The contestation (via lawyer) by the story’s young co-protagonist that its most scandalous elements are not true have added further negativity and questions about the ethics of publishing the original. The Sun is now fighting ugly reputation battles on several fronts.
Discourse around the story also demonstrates the truism that everyone is an expert nowadays. Social media is now an army of media law connoisseurs whose excoriation of the Sun (not to mention speculation about the details of the story itself) has added a level of obsessed – if frequently misinformed- detail to an already explosive scandal.

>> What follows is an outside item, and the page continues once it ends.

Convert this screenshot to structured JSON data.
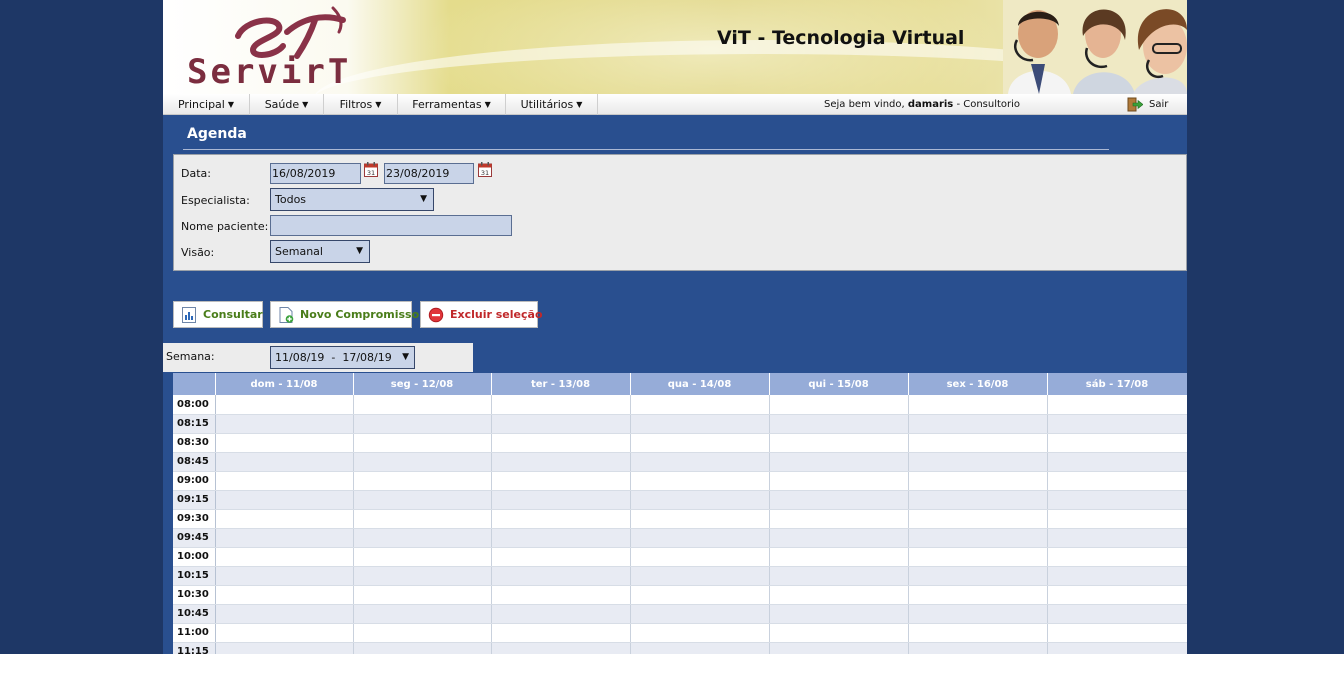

Ironically the explosive nature of this story might afford some protection to The Sun, the BBC and the presenter. We live in the age of what Johann Hari coined as ‘Stolen Focus’ in which we as a general public and social media commentariat are fickle, easily distracted and have an incredibly short memory. This means that even a severe reputation crisis can be practically wiped from public memory, buried under a thousand other scandals and infinite hot takes.
Of course, any respite the BBC gets will owe very little to its crisis management strategy. Once again the corporation has the turning circle of a supertanker when it comes to corrective manoeuvres in a crisis. Not helped by an equally sluggish police comms operation, the BBC deployed a ‘wait-and-see’ attitude only to suspend the presenter in question and call in the authorities just in time for the contestation by the young person’s lawyer that there may not be a case to answer.
The collective consequence of this surreal circus is that the public loses further trust in the very media institutions that a functioning society needs to act as instruments of truth. It might sound dramatic, but such shaken confidence in our mass communications infrastructure, and our increasing struggle to accept ‘news’ as the truth of what’s happening in the world, microscopically loosens our grip on reality. Every good propagandist knows that a bewildered herd is easily led astray. Quality communications with a genuine concern for the truth have never been more important.